Ase (ah-sheh) is defined as the power to produce change in Yoruba, a language spoken in West Africa, according to DBpedia. It is also the way to pronounce the acronym for the new UW Medicine program, Allies in Healthier Systems for Health & Abundance in Youth (AHSHAY).
The program is directed by Dr. Benjamin Danielson, a clinical professor of pediatrics at UW Medicine. Danielson said the word also means praise, blessing, and deep agreement, which correlates with the program’s goal of ending youth incarceration through community solutions and policy changes centered on the health and well-being of youth, especially in communities historically impacted by incarceration.
“The deep scars that racism has across this whole system … we are dedicated to addressing that head on,” Danielson said.
AHSHAY is being formed by the department of psychiatry and behavioral sciences and will focus on creating paths and opportunities. The program is in the process of becoming a center, and has support from the Bezos Family Foundation and the Barton Distinguished Endowed Professorship for Youth Justice and Health Equity.
“People who are more likely to be incarcerated are often people who have had really difficult childhoods,” Dr. Jürgen Unützer, chair of the UW psychiatry and behavioral sciences department, said.
Both Danielson and Unützer emphasized that incarceration at a young age impacts brain development and gives rise to and exacerbates mental and behavioral health issues, which can be prevented with the right opportunities and support.
“It's a harm that we all share responsibility for, and that we all share responsibility for correcting,” Danielson said.
Unützer said that it was difficult for him as a doctor to treat symptoms instead of preventing problems.
Danielson said the program is still in its early stages and is working on building relationships among students at the UW, as well as communities and organizations across the Seattle area. While AHSHAY is a new program to the UW, Danielson said its concept and objectives are not new to the psychiatry department, which has provided support to county facilities across the state to offer services to youth.
Community leaders and local organizations like CHOOSE 180 have also taken large strides toward the goal of divesting from incarceration. Last year, King County Executive Dow Constantine announced a county-wide commitment to depopulating youth jails by 2025, which Danielson said AHSHAY intends to follow.
“I think there has been a reasonable amount of progress,” Unützer said. “We have many fewer young people incarcerated in King County today than we had in the past.”
Marysia Koltonowska is a third year at the UW studying law, societies, & justice and Spanish and said although this program has the potential to enact positive change, some concerns remain.
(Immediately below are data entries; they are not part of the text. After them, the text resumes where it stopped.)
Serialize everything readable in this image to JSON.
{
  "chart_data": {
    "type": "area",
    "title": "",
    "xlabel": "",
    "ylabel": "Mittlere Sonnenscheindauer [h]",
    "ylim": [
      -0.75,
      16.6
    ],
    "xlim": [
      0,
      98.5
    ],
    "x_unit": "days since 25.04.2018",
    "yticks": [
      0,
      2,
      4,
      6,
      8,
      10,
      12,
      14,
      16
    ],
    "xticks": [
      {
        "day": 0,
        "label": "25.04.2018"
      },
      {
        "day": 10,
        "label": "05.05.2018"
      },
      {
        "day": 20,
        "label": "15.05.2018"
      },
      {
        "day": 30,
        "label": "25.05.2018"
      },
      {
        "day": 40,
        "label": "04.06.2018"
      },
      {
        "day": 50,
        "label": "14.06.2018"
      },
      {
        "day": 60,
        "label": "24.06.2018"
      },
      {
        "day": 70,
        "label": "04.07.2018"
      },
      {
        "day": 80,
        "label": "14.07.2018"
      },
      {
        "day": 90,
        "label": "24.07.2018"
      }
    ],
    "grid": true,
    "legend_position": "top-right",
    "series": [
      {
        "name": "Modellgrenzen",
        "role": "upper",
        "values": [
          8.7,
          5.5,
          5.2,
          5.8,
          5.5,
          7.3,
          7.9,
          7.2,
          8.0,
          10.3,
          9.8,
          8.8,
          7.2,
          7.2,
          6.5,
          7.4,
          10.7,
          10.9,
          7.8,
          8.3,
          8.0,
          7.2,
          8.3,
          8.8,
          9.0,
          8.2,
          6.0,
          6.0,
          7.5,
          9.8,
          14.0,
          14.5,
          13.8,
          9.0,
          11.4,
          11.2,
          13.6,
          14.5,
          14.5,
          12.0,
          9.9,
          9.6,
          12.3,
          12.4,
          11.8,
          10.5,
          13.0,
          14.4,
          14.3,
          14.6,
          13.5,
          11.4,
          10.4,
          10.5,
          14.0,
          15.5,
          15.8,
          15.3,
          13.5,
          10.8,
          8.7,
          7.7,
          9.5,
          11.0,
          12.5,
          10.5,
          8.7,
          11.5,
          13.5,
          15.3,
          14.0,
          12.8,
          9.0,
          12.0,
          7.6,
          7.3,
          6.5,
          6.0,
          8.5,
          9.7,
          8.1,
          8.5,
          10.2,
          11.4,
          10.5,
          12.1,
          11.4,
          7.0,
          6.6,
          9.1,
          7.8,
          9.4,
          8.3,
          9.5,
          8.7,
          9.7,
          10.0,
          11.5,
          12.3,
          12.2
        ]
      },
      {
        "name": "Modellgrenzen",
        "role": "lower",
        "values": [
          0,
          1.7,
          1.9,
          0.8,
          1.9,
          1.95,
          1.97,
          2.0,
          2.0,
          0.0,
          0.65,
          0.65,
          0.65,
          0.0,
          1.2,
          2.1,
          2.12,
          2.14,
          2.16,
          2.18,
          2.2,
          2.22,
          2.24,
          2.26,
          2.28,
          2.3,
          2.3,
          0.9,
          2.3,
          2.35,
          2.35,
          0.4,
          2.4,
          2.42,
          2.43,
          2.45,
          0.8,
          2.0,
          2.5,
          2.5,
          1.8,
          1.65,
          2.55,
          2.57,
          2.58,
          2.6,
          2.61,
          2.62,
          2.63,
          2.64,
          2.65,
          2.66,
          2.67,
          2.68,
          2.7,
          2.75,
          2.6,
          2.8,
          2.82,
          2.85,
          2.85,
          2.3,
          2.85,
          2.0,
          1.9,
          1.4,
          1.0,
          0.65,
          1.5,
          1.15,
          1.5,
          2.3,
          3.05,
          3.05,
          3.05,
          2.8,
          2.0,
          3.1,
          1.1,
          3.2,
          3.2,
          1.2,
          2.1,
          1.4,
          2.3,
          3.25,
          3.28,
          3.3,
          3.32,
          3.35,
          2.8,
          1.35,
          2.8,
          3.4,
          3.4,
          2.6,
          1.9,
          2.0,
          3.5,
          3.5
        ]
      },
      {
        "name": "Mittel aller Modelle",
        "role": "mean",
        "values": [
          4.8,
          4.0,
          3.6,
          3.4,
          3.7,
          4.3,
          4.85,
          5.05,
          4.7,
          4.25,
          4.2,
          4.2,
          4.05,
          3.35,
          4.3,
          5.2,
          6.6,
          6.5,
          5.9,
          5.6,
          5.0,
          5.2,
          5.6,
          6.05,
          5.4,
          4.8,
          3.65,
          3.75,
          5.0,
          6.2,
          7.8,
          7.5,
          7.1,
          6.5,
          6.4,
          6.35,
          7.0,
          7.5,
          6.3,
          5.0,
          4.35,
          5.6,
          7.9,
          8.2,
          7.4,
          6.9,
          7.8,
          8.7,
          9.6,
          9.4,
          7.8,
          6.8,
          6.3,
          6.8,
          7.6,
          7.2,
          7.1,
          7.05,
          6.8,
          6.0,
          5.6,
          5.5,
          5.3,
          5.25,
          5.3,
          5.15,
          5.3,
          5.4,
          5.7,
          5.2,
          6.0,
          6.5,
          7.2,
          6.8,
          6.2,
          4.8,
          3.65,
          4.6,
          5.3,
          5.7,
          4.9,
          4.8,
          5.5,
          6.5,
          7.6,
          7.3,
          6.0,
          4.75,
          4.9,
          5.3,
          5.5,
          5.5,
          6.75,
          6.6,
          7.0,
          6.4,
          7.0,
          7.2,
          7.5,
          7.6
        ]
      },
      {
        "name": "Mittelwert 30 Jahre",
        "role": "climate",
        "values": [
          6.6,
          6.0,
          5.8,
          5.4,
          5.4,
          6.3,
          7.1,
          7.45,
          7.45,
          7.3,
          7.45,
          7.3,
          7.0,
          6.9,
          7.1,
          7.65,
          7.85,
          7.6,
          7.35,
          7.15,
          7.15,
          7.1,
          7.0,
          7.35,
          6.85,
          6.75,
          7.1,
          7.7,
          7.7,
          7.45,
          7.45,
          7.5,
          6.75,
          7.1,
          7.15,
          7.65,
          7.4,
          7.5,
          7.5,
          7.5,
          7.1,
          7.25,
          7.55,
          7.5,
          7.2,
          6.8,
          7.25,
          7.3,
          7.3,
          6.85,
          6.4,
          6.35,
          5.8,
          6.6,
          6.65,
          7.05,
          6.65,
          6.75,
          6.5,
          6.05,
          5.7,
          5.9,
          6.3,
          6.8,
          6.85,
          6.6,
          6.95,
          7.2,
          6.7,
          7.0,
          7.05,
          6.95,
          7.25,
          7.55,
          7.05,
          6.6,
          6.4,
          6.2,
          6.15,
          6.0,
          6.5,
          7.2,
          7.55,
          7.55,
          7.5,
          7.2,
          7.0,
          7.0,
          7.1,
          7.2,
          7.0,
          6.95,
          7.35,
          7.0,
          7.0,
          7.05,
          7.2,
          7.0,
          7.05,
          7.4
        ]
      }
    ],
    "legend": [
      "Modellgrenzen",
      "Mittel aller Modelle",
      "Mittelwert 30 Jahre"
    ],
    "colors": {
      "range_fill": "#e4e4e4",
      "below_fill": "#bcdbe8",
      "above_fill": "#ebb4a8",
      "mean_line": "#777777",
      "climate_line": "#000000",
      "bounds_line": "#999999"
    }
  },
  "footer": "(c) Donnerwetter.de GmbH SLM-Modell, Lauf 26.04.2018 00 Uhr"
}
Koltonowska is also a co-organizer with United Students Against Sweatshops, which has been campaigning against the UW’s purchase of goods built from prison labor for years.
“Because of my own experiences with Seattle community organizing, and more specifically, community organizing by students in response to UW’s stake in the prison industrial complex, I am somewhat skeptical of any organization aligned with UW on an institutional level,” Koltonowska said.
Koltonowska is also wary of the fact that the program is backed by the Bezos Family Foundation, which is accused of numerous workers rights violations.
Unützer, however, remains hopeful that this program will create opportunities to contribute to ending youth incarceration and ensuring proper mental development and welfare for all communities.